Published On: 12.13.19 | 

By: Alec Harvey

Here she is: Miss Alabama Tiara Pennington competes in the Miss America pageant

Tiara feature

Miss Alabama Tiara Pennington will sing the aria "Nessun Dorma" in the talent competition at Miss America. (Photo/Miss Alabama)

When Tiara Pennington arrived at Connecticut’s Mohegan Sun Arena this week to compete in the Miss America pageant, she found herself right in the middle of what some might think is a pageant contestant’s worst nightmare: Miss Alabama had nothing to wear.

An oversized black trunk, filled with gowns and other outfits she planned to wear during the competition, didn’t make the flight from Atlanta to New Haven.

But with the poise of a woman who has been singing opera from a young age and competing in pageants on a national stage since her teens, Pennington didn’t panic.

Outgoing Miss Alabama Callie Walker crowned Tiara Pennington in June. (Photo/Miss Alabama)

“I wasn’t that worried about it,” she says. “I said I’m not going to worry myself about it, because eventually, it’ll get here. And it did.”

Pennington begins her quest for the Miss America crown Sunday with her interview with the judges, followed by two preliminary rounds. It’s all leading up to the final pageant night, Dec. 19, when one young woman will be crowned Miss America 2020. (It will air live at 7 p.m on NBC).

For Pennington, a junior at the University of Alabama, this week is the culmination of a pageant trek that has earned her thousands of dollars in scholarships, first in the Alabama’s Rising Stars mentoring program, then as Miss Alabama’s Outstanding Teen and, this year, as Miss Alabama.

“She was absolutely born to do this,” says Nan Teninbaum, president of the Miss Alabama Scholarship Organization.

And she’s not just talking about being named, Tiara, although we’ll get to that. She’s also talking about her mother, Dedra Eastland Pennington, herself a Miss Alabama contestant in the 1980s. She and Tiara’s grandmother have also served as directors of local pageants.

It was in that capacity that Eastland Pennington, by way of her husband, inadvertently found the prescient first name for her daughter.

“She was director for a local preliminary, and while she was online trying to find a crown for her soon-to-be winner, my dad walked in and asked her what she was doing,” Tiara Pennington says. “She said, ‘I’m looking for tiaras.’ That’s how I got my name. … They named me Tiara, and here I am Miss Alabama.”

Tiara Pennington, right, appeared with her mother, Dedra Eastland Pennington, in an advertisement for the National Psoriasis Foundation. (Provided by Miss Alabama)

Her mother also plays a big part in Tiara’s social impact initiative, the new term for the contestants’ platforms. Pennington’s is Psoriasis Take Action Alabama, part of the National Psoriasis Foundation. Both her mother and uncle suffer from psoriasis, a skin condition, and psoriatic arthritis, which afflicts some people with psoriasis.

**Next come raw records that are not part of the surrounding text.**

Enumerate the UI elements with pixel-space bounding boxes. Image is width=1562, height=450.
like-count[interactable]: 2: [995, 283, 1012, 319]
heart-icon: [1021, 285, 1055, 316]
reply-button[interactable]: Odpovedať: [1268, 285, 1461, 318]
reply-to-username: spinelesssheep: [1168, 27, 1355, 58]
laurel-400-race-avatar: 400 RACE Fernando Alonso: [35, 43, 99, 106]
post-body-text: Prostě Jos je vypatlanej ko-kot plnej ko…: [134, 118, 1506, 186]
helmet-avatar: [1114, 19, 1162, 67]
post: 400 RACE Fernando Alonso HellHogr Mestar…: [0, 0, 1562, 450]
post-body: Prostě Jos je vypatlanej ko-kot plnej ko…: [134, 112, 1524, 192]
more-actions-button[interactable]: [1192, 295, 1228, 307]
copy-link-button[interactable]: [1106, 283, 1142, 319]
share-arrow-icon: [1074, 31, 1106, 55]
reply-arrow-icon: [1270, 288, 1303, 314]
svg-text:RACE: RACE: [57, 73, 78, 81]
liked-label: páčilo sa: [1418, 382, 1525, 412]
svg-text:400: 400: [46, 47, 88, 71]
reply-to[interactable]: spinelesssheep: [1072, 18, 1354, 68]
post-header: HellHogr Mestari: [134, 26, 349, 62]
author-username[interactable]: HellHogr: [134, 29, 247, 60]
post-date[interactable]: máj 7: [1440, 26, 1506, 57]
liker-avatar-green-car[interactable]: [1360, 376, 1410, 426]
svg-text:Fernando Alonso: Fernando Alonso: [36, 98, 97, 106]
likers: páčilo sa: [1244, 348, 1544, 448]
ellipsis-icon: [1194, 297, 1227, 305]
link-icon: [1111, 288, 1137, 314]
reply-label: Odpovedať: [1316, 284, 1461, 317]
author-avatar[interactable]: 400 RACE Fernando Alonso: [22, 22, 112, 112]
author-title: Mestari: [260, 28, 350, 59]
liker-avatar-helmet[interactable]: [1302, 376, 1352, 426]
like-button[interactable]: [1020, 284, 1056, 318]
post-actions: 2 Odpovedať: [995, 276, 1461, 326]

“This disease is much more than skin deep,” Tiara Pennington says. “A lot of people see it as a simple rash, but I’ve watched my mother suffer. It causes serious pain, and she has trouble walking and standing.”

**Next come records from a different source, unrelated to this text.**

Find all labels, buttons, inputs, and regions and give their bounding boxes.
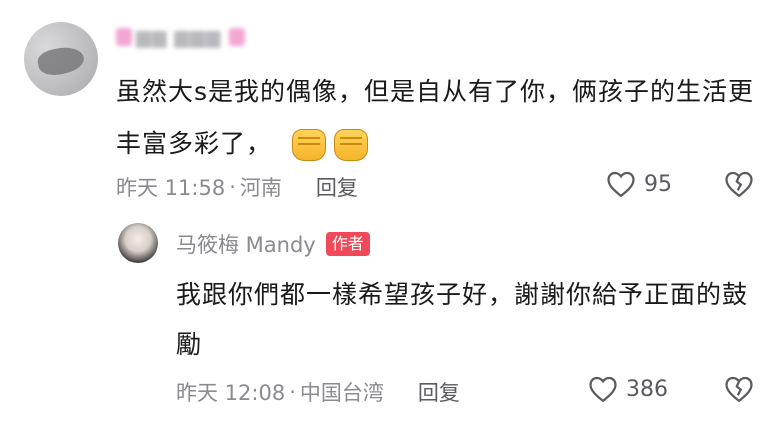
reply-location: 中国台湾 [299, 381, 384, 405]
comment-like-count: 95 [644, 171, 672, 197]
reply-author: 马筱梅 Mandy 作者 [176, 229, 370, 259]
heart-icon [589, 376, 617, 403]
reply-time: 昨天 12:08 [176, 381, 286, 405]
reply-dislike-button[interactable] [724, 375, 754, 403]
comment-body: 虽然大s是我的偶像，但是自从有了你，俩孩子的生活更丰富多彩了， [116, 66, 766, 170]
reply-author-avatar[interactable] [118, 223, 158, 263]
comment-reply-button[interactable]: 回复 [316, 172, 358, 202]
mosaic-block [229, 28, 246, 46]
reply-like-count: 386 [626, 376, 668, 402]
comment-meta: 昨天 11:58 · 河南 回复 [116, 172, 358, 202]
commenter-avatar[interactable] [24, 22, 98, 96]
reply-reply-button[interactable]: 回复 [418, 377, 460, 407]
fist-emoji-icon [292, 129, 327, 161]
broken-heart-icon [725, 376, 753, 403]
author-badge: 作者 [325, 232, 370, 256]
blurred-username-text: ▆▆ ▆▆▆ [136, 26, 222, 48]
broken-heart-icon [725, 171, 753, 198]
meta-dot: · [229, 175, 236, 199]
comment-dislike-button[interactable] [724, 170, 754, 198]
reply-body: 我跟你們都一樣希望孩子好，謝謝你給予正面的鼓勵 [176, 280, 749, 359]
commenter-username-blurred[interactable]: ▆▆ ▆▆▆ [116, 24, 249, 50]
reply-username[interactable]: 马筱梅 Mandy [176, 229, 316, 259]
comment-text: 虽然大s是我的偶像，但是自从有了你，俩孩子的生活更丰富多彩了， [116, 77, 755, 158]
heart-icon [607, 171, 635, 198]
mosaic-block [116, 28, 132, 46]
fist-emoji-icon [334, 129, 369, 161]
comment-time: 昨天 11:58 [116, 176, 226, 200]
meta-dot: · [289, 380, 296, 404]
reply-like-button[interactable]: 386 [588, 375, 668, 403]
reply-meta: 昨天 12:08 · 中国台湾 回复 [176, 377, 460, 407]
avatar-cloud-image [35, 43, 87, 79]
comment-like-button[interactable]: 95 [606, 170, 672, 198]
comment-location: 河南 [239, 176, 282, 200]
emoji-group [292, 129, 369, 161]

She’ll no doubt talk about her initiative during Sunday’s interview with the judges, and on Sunday night she takes to the stage for her talent preliminary. As she did in the Miss Alabama Pageant, Pennington will sing “Nessun Dorma” from the opera “Turandot.”

“I really love this piece, and it has special meaning to me,” Pennington, 21, says of the Italian aria usually sung by male singers. “I wanted to sing it years ago but never felt confident enough to sing it the way I wanted to – it portrayed being in love and was in a different language, and I was a teen. Now that I’m older, I can really connect with the song.”

Since being crowned Miss Alabama, Pennington has traveled the state, appearing at pageants and other events. She is taking a year off from college but, win or lose at Miss America, plans to return to finish her political science degree and go to law school.

But first things first. She’s going to do the best she can do at Miss America and is looking forward to the competition.

“A lot of the nervousness that I have had for different things has gone out the window,” Pennington says. “I’ve prepared the best that I can prepare. This is a moment I’ve waited for my whole entire life. I’m sure I’ll have nervous energy, but nothing that will keep me from doing my best on stage.”